Nul désir non plus de profondes transformations sociales. Il est mauvais, dit Olympe de Gouges, de faire pénétrer dans l’esprit du peuple l’irréalisable idée d’égalité dont un essai d’application pratique entraînerait une « boucherie universelle » [2]. Et elle exhorte au calme les masses populaires, rappelant avec sagesse aux ouvriers quelles conséquences fâcheuses aurait pour leur budget une grève, fût-elle de vingt-quatre heures[3]. Les femmes se croient d’ailleurs tenues de jouer, au milieu des passions déchaînées, un rôle conciliateur. Au mois de juin 1789, au moment de la grande lutte entre le Tiers et les ordres privilégiés qui aboutit à la formation de l’Assemblée nationale, Olympe de Gouges adjure le Tiers et la noblesse de faire un patriotique effort pour réaliser l’union nationale. Et si elle réprouve les nobles de refuser, par préjugé de caste, de siéger avec le Tiers, elle ne reconnaît pas au Tiers le droit de faire seul les lois[4]. On ne peut donc pas dire qu’Olympe de Gouges pêche par excès de hardiesse.
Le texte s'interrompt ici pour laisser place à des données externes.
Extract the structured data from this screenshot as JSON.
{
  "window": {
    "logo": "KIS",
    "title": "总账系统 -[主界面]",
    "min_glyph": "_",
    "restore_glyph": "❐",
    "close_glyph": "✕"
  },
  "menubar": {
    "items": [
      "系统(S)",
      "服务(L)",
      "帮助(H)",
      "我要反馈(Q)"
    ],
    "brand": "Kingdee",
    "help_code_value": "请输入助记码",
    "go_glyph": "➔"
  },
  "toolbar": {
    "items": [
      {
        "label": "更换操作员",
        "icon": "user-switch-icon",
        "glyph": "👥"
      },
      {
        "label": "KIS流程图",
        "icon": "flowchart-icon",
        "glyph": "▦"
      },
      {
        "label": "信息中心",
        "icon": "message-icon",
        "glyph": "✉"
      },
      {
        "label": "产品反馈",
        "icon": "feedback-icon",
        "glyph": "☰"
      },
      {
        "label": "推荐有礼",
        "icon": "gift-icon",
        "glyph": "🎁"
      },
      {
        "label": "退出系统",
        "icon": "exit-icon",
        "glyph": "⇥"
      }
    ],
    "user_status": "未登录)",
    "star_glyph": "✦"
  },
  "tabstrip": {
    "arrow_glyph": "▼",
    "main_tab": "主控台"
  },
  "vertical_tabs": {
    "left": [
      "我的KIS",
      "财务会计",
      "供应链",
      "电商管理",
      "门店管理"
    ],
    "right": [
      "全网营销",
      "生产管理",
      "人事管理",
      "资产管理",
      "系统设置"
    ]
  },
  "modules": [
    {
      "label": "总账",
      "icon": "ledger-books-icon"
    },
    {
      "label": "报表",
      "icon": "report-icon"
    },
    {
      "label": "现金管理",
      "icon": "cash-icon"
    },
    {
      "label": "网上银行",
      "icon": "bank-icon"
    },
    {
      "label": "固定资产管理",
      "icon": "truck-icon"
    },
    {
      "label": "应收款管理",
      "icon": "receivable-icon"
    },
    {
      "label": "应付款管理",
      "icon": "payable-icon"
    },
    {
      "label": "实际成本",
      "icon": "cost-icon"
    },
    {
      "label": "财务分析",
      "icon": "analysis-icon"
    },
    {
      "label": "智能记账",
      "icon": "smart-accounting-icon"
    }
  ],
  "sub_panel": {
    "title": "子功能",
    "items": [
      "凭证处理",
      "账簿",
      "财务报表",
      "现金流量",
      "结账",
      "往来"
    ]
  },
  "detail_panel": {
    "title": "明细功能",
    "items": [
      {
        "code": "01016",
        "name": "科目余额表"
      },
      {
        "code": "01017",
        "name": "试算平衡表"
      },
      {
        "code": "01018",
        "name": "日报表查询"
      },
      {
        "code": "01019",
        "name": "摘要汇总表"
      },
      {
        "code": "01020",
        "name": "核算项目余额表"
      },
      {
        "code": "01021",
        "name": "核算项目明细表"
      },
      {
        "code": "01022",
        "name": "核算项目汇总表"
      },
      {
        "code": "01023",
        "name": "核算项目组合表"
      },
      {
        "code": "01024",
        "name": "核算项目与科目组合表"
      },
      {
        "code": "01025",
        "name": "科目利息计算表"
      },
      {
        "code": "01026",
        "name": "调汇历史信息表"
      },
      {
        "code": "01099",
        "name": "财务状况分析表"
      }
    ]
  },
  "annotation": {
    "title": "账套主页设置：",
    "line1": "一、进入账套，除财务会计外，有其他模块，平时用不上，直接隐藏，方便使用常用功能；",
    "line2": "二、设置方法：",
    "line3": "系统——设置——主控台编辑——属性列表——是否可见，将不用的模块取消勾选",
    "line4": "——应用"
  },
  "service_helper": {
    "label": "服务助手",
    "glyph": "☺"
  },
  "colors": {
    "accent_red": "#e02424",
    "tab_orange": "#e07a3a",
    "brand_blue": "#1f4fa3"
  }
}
Une femme, cependant, a émis, elle, des idées fort avancées sur la réorganisation politique et sociale de la France, c’est Sophie Rémi de Courtenai de la Fosse Ronde, qui s’est faite l’avocat des pauvres aux États Généraux.

Elle demande l’élection par le peuple des ministres, des généralissimes, de tous les officiers, une politique économique capable de remédier à la cherté des vivres et, pour assurer aux pauvres la subsistance, la main-mise sur tous les biens ecclésiastiques : les moines et les religieuses céderaient leurs couvents aux pauvres de l’un et l’autre sexe et vivraient eux-mêmes dans une évangélique pauvreté[5].

Mais c’est la question financière surtout qui préoccupait alors

  1. Paris, 1789.
  2. Le bonheur primitif.
  3. Lettre au peuple.
  4. Le cri du sage par une femme.
  5. L’argument des femmes aux États Généraux.